Who We Are: A Chronicle of Racism in America

An 118-minute documentary film. Color and Black and White. 2021.

ACLU Deputy Legal Director Jeffery Robinson’s groundbreaking talk on the history of U.S. anti- Black racism is interwoven with archival footage, interviews, and Robinson's story, exploring the enduring legacy of white supremacy and our collective responsibility to overcome it.

The shocking murder of George Floyd and the ensuing swell of protests across this country have forced a reckoning, not just with police brutality against Black Americans, but with the painful history of slavery and anti-Black racism in America. Who We Are: A Chronicle of Racism in America is a documentary feature film that confronts this history head on.

ACLU Deputy Legal Director Jeffery Robinson had one of the best educations in America. He went to Marquette University and Harvard Law School and has been a trial lawyer for over 40 years.  In 2011, Robinson began raising his then 13-year-old nephew and, as a Black man raising a Black son, struggled with what to tell his son about racism in America. Robinson was 11 years old when the Reverend Dr. Martin Luther King Jr. was murdered in Robinson’s hometown of Memphis, Tennessee. He marched with his father and brother in one of the Memphis Sanitation Worker strikes. Robinson also attended a court hearing for some of those arrested for marching and that experience, at 11 years old, is why he ultimately became a criminal defense lawyer. Before King’s murder, Robinson believed the country had reached a “tipping point,” and true racial equality was within reach. When King was killed, it felt to Robinson like the movement died with him.  How, he wondered, did we get here?

After many years as a practicing lawyer, Robinson started looking at our Nation’s history and was shocked by how deeply encoded white supremacy and the oppression of Black Americans is in that history. For the past 10 years, in community centers, concert halls, houses of worship, and conference rooms across America, Robinson has been sharing what he learned. He has become a sought-after speaker, and his presentation has become legendary.

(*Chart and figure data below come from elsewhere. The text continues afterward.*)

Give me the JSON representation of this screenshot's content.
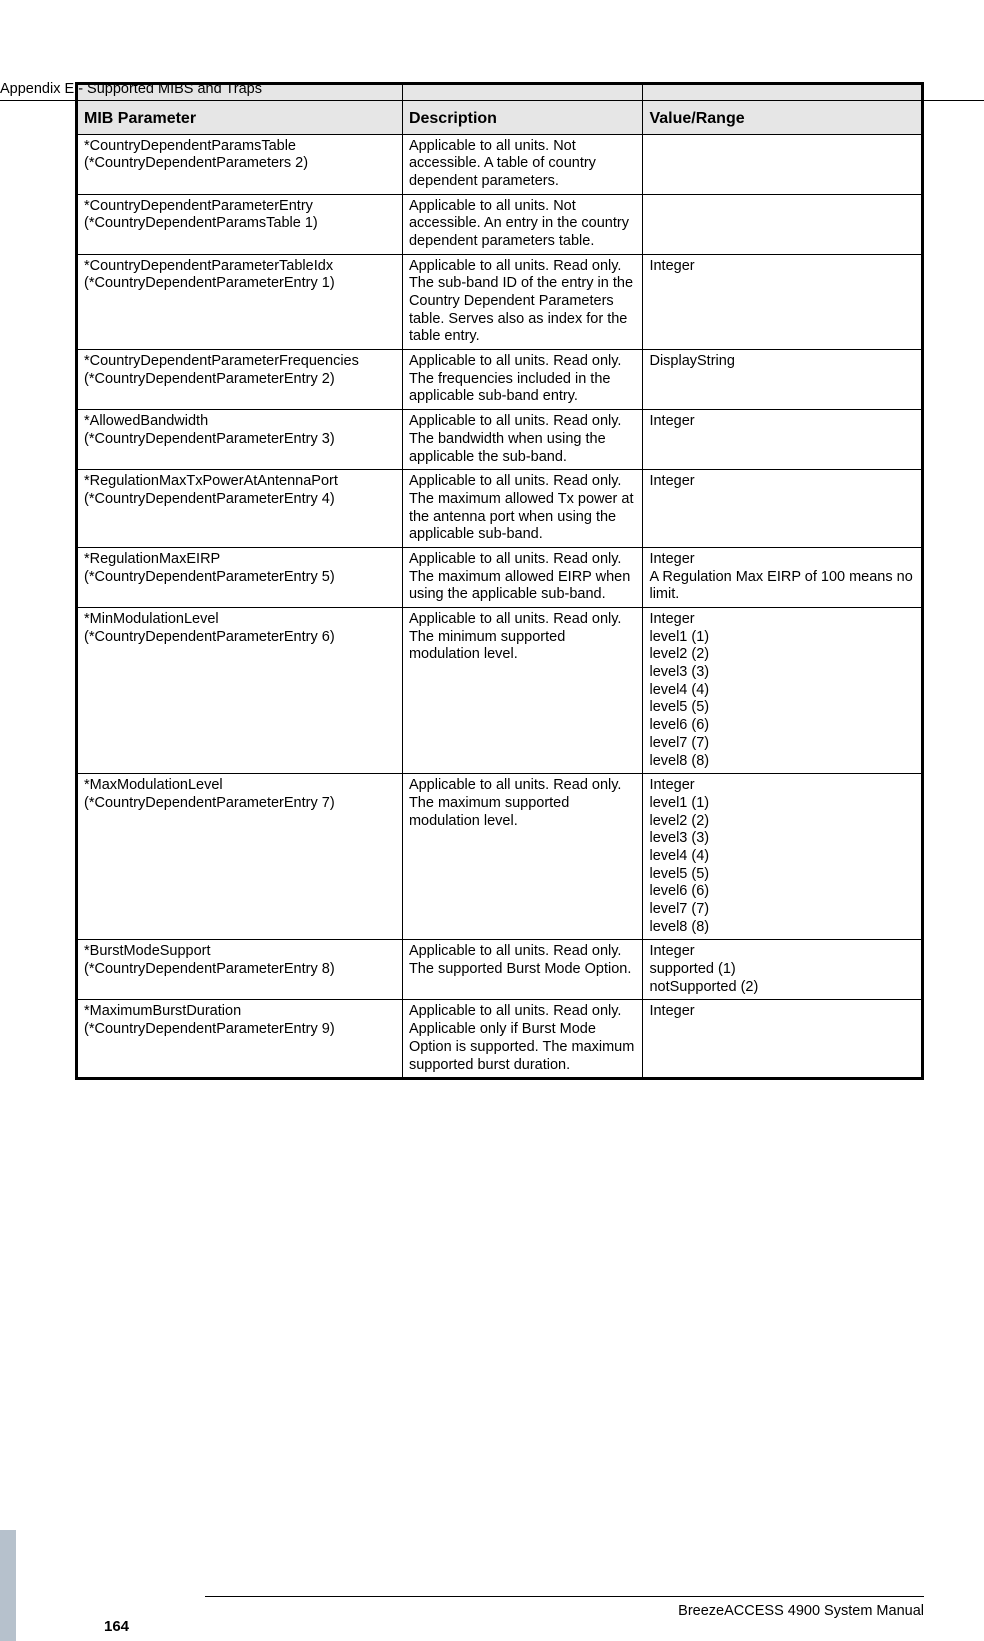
{
  "header_title": "Appendix E - Supported MIBS and Traps",
  "columns": [
    "MIB Parameter",
    "Description",
    "Value/Range"
  ],
  "rows": [
    {
      "p": "*CountryDependentParamsTable\n(*CountryDependentParameters 2)",
      "d": "Applicable to all units. Not accessible. A table of country dependent parameters.",
      "v": ""
    },
    {
      "p": "*CountryDependentParameterEntry\n(*CountryDependentParamsTable 1)",
      "d": "Applicable to all units. Not accessible. An entry in the country dependent parameters table.",
      "v": ""
    },
    {
      "p": "*CountryDependentParameterTableIdx\n(*CountryDependentParameterEntry 1)",
      "d": "Applicable to all units. Read only. The sub-band ID of the entry in the Country Dependent Parameters table. Serves also as index for the table entry.",
      "v": "Integer"
    },
    {
      "p": "*CountryDependentParameterFrequencies\n(*CountryDependentParameterEntry 2)",
      "d": "Applicable to all units. Read only. The frequencies included in the applicable sub-band entry.",
      "v": "DisplayString"
    },
    {
      "p": "*AllowedBandwidth\n(*CountryDependentParameterEntry 3)",
      "d": "Applicable to all units. Read only. The bandwidth when using the applicable the sub-band.",
      "v": "Integer"
    },
    {
      "p": "*RegulationMaxTxPowerAtAntennaPort\n(*CountryDependentParameterEntry 4)",
      "d": "Applicable to all units. Read only. The maximum allowed Tx power at the antenna port when using the applicable sub-band.",
      "v": "Integer"
    },
    {
      "p": "*RegulationMaxEIRP\n(*CountryDependentParameterEntry 5)",
      "d": "Applicable to all units. Read only. The maximum allowed EIRP when using the applicable sub-band.",
      "v": "Integer\nA Regulation Max EIRP of 100 means no limit."
    },
    {
      "p": "*MinModulationLevel\n(*CountryDependentParameterEntry 6)",
      "d": "Applicable to all units. Read only. The minimum supported modulation level.",
      "v": "Integer\nlevel1 (1)\nlevel2 (2)\nlevel3 (3)\nlevel4 (4)\nlevel5 (5)\nlevel6 (6)\nlevel7 (7)\nlevel8 (8)"
    },
    {
      "p": "*MaxModulationLevel\n(*CountryDependentParameterEntry 7)",
      "d": "Applicable to all units. Read only. The maximum supported modulation level.",
      "v": "Integer\nlevel1 (1)\nlevel2 (2)\nlevel3 (3)\nlevel4 (4)\nlevel5 (5)\nlevel6 (6)\nlevel7 (7)\nlevel8 (8)"
    },
    {
      "p": "*BurstModeSupport\n(*CountryDependentParameterEntry 8)",
      "d": "Applicable to all units. Read only. The supported Burst Mode Option.",
      "v": "Integer\nsupported (1)\nnotSupported (2)"
    },
    {
      "p": "*MaximumBurstDuration\n(*CountryDependentParameterEntry 9)",
      "d": "Applicable to all units. Read only. Applicable only if Burst Mode Option is supported. The maximum supported burst duration.",
      "v": "Integer"
    }
  ],
  "footer_text": "BreezeACCESS 4900 System Manual",
  "page_number": "164"
}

On Juneteenth (June 19) 2018, Robinson brought his presentation to the New York stage, performing before a packed house at the historic Town Hall theater on Broadway.

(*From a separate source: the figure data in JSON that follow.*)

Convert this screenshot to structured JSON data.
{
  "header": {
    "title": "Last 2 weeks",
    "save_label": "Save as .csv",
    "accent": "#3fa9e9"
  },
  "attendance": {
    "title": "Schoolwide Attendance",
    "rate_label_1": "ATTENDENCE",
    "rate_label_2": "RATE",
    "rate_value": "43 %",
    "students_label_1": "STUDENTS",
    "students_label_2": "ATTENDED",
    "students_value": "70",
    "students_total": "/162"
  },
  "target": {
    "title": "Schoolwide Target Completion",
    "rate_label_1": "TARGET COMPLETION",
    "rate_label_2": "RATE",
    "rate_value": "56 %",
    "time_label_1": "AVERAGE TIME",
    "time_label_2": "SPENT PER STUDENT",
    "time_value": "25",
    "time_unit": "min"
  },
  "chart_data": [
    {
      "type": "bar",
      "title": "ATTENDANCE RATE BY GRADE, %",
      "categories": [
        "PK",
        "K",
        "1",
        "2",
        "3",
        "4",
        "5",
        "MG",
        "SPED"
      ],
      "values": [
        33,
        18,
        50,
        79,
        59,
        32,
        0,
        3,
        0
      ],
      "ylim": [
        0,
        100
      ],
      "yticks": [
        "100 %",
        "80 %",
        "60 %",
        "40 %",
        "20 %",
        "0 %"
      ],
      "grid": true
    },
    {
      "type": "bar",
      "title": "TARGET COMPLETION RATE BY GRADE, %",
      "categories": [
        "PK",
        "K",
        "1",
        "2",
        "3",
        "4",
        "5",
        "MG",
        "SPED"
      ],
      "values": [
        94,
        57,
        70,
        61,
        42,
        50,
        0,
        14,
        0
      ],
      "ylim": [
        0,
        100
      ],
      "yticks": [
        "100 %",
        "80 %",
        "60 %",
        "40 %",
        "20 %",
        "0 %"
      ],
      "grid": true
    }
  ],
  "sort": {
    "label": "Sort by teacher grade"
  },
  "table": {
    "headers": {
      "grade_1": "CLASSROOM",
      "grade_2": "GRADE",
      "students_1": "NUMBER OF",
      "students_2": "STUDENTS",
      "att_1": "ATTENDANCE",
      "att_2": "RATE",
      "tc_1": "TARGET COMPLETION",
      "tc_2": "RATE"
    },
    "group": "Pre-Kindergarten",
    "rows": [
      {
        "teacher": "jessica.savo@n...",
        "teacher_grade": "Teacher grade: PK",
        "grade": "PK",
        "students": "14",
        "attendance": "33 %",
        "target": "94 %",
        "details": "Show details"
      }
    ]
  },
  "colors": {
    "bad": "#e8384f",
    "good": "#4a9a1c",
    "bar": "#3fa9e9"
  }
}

In Who We Are: A Chronicle of Racism in America, Robinson faces his largest audience, asking all of us to examine who we are, where we come from, and who we want to be.  Anchored by Robinson’s Town Hall performance, the film interweaves historical and present-day archival footage, Robinson’s personal story, and vérité and interview footage capturing Robinson’s meetings with Black change-makers and eyewitnesses to history. From a hanging tree in Charleston, South Carolina, to a walking tour of the origins of slavery in colonial New York, to the site of a 1947 lynching in rural Alabama, the film brings history to life, exploring the enduring legacy of white supremacy and our collective responsibility to overcome it.

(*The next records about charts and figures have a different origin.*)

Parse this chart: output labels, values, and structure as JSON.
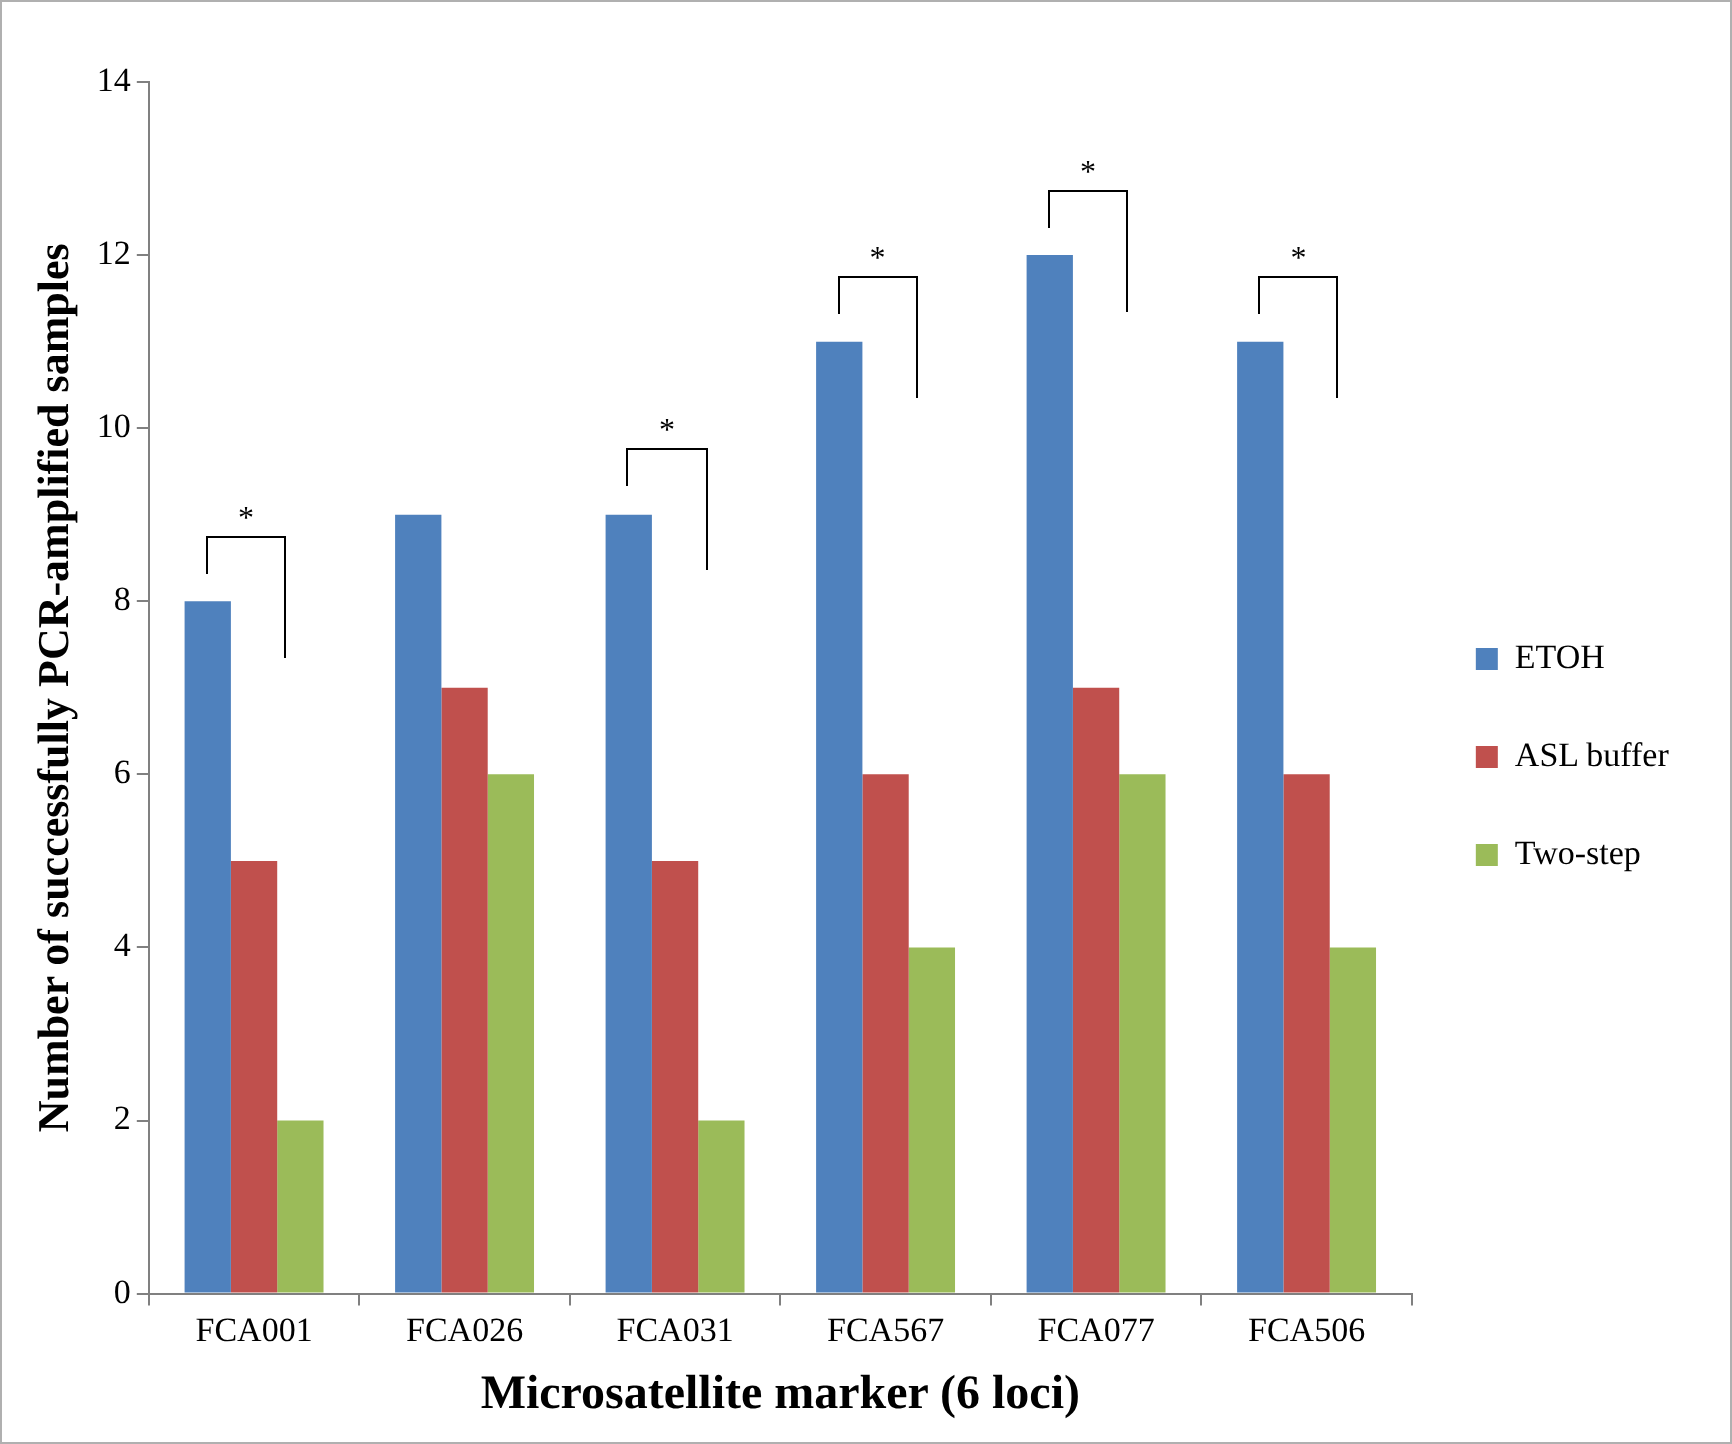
{
  "chart_data": {
    "type": "bar",
    "xlabel": "Microsatellite marker (6 loci)",
    "ylabel": "Number of successfully PCR-amplified samples",
    "categories": [
      "FCA001",
      "FCA026",
      "FCA031",
      "FCA567",
      "FCA077",
      "FCA506"
    ],
    "series": [
      {
        "name": "ETOH",
        "color": "#4f81bd",
        "values": [
          8,
          9,
          9,
          11,
          12,
          11
        ]
      },
      {
        "name": "ASL buffer",
        "color": "#c0504d",
        "values": [
          5,
          7,
          5,
          6,
          7,
          6
        ]
      },
      {
        "name": "Two-step",
        "color": "#9bbb59",
        "values": [
          2,
          6,
          2,
          4,
          6,
          4
        ]
      }
    ],
    "ylim": [
      0,
      14
    ],
    "yticks": [
      0,
      2,
      4,
      6,
      8,
      10,
      12,
      14
    ],
    "grid": false,
    "legend": "right",
    "annotations": [
      "*",
      "*",
      "*",
      "*",
      "*"
    ]
  }
}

In Who We Are: A Chronicle of Racism in America, Robinson shows us how legalized discrimination and state-sanctioned brutality, murder, dispossession, and disenfranchisement continued long after slavery ended, profoundly impeding Black Americans’ ability to create and accumulate wealth as well as to gain access to jobs, housing, education, and health care.  Weaving heartbreak, humor, passion, and rage, Robinson’s words lay bare an all-but-forgotten past, as well as our shared responsibility to create a better country in our lifetimes.